Joseph Salvador Marino
Quick Facts
Biography
Joseph Salvador Marino, (born 23 January 1953 in Birmingham, Alabama) is a Diplomat of the Holy See.
Ordination
He was ordained a priest on 25 August 1979 for the Roman Catholic Diocese of Birmingham in Alabama. He is currently Apostolic Nuncio to Malaysia, Apostolic Nuncio to East Timor (non-residential), and Apostolic Delegate to Brunei (non-residential).

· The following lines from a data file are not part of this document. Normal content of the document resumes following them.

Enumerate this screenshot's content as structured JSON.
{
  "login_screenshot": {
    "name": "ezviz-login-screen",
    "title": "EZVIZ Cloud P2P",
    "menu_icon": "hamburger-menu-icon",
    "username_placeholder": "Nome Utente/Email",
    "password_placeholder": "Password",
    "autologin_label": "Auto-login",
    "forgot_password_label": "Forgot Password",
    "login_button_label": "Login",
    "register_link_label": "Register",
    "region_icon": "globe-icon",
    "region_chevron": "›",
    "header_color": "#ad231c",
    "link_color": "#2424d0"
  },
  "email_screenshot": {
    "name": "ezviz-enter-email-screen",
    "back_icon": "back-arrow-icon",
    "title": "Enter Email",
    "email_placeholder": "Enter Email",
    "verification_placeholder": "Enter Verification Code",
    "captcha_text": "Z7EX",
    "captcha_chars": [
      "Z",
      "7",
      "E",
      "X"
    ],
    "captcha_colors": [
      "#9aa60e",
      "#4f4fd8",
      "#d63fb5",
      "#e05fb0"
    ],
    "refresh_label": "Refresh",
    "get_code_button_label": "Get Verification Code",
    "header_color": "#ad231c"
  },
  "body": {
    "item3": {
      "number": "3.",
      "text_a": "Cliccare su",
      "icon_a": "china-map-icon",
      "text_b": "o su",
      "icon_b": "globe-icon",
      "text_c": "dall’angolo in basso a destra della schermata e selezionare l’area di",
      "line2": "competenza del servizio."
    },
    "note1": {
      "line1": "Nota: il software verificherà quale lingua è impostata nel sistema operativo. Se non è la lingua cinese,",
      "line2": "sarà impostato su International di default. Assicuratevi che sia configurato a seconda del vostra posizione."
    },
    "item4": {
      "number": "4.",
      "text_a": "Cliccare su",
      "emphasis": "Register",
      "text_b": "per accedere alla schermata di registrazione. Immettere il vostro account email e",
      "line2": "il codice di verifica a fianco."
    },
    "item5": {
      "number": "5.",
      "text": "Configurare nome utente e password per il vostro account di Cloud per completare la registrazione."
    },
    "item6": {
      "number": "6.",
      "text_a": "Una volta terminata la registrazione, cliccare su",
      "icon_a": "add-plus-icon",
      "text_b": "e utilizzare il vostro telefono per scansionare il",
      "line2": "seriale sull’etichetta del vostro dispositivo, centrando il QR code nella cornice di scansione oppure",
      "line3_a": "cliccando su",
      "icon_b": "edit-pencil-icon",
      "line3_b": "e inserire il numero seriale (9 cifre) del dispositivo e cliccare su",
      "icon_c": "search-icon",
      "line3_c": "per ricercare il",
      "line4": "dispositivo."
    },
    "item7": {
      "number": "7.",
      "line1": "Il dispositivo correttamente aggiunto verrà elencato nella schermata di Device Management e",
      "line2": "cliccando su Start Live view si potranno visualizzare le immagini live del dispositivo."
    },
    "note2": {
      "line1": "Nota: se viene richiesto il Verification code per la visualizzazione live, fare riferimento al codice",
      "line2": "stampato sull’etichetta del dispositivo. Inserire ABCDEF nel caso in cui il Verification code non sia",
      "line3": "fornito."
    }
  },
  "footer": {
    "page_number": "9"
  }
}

Episcopal consecration and diplomatic career
Marino began his diplomatic career with an assignment to the Vatican embassy in the Philippines in 1988. He was transferred to Montevideo, Uruguay in 1991, and then to Lagos, Nigeria in 1994. In 1997 he began working throughout the Balkans. Marino was a member of the Vatican delegation sent by Pope John Paul II to Belgrade on April 1, 1999, at the height of the Kosovo conflict. He was also part of a delegation sent to the White House before the 2003 start of the war in Iraq, as the pope sent a plea for peace. Marino sat in on a meeting between President George W. Bush and Cardinal Pio Laghi.
Archbishop Marino was appointed an archbishop by Pope Benedict XVI in 2008. He received his episcopal consecration from Jean-Louis Cardinal Tauran on March 29, 2008 in Rome. Co-consecrators were Archbishop Celestino Migliore, Titular Archbishop of Canosa and Bishop William Russell Houck, Bishop Emeritus of Roman Catholic Diocese of Jackson.

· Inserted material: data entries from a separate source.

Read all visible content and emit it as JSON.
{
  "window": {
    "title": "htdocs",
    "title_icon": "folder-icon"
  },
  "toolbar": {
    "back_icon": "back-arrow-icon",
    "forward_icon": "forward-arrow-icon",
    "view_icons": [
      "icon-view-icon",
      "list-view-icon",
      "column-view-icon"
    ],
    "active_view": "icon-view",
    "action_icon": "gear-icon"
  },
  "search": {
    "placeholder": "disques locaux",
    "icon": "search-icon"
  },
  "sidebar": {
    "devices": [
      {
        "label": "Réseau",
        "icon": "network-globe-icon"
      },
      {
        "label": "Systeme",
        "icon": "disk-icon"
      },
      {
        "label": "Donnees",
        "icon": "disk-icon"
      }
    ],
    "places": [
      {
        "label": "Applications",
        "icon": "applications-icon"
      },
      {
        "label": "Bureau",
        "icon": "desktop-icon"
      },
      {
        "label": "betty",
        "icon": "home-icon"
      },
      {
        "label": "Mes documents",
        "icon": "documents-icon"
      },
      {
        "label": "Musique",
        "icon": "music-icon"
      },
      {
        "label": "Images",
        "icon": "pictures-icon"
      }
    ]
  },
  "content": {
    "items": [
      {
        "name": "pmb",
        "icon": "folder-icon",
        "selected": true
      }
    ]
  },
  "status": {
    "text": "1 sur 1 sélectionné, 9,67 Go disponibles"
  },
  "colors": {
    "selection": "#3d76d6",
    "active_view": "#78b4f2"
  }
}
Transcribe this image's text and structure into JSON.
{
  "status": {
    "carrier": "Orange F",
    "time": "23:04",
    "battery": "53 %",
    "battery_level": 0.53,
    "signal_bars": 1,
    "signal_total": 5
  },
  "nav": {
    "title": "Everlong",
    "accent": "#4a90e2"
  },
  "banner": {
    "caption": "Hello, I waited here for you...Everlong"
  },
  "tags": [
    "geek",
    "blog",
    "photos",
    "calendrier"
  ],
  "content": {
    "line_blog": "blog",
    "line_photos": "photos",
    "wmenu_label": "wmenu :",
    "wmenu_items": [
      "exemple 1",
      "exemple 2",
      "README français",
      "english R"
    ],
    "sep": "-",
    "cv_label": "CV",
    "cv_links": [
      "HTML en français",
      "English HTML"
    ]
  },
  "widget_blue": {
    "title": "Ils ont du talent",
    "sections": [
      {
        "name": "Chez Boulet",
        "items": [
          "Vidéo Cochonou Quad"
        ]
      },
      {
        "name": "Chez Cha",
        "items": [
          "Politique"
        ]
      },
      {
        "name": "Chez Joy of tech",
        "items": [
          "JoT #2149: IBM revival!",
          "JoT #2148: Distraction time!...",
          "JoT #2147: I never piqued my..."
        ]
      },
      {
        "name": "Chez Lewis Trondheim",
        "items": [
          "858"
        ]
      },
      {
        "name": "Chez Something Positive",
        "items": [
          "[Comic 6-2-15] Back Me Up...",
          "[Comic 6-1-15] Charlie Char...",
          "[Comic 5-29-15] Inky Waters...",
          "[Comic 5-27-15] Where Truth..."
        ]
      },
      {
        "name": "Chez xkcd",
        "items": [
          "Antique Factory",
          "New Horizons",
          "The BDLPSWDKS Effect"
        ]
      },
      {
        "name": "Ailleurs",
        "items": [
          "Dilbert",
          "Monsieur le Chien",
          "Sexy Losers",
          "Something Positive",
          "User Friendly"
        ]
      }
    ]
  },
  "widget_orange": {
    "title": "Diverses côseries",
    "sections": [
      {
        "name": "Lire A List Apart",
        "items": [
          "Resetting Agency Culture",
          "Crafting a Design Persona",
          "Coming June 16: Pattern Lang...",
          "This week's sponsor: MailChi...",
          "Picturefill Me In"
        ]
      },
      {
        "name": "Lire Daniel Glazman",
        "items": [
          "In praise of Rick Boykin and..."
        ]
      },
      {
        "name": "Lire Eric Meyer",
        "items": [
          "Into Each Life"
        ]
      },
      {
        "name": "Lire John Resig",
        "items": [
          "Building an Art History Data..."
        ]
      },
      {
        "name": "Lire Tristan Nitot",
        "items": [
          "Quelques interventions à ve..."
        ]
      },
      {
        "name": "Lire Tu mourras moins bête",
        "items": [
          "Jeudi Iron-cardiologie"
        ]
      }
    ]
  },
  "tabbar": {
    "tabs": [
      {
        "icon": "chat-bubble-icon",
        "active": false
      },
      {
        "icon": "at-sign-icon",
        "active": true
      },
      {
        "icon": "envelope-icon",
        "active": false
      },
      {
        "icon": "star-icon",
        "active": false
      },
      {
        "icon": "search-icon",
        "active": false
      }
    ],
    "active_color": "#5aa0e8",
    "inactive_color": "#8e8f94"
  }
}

Archbishop Marino was the Apostolic Nuncio to Bangladesh from 2008 until 2013. Marino previously served as a diplomat based at the Vatican embassy in London and served with the secretariat of state for the Vatican in Rome from 1997 to 2004.
On January 16, 2013, Archbishop Marino was appointed Apostolic Nuncio to Malaysia, Apostolic Nuncio to East Timor, and Apostolic Delegate to Brunei.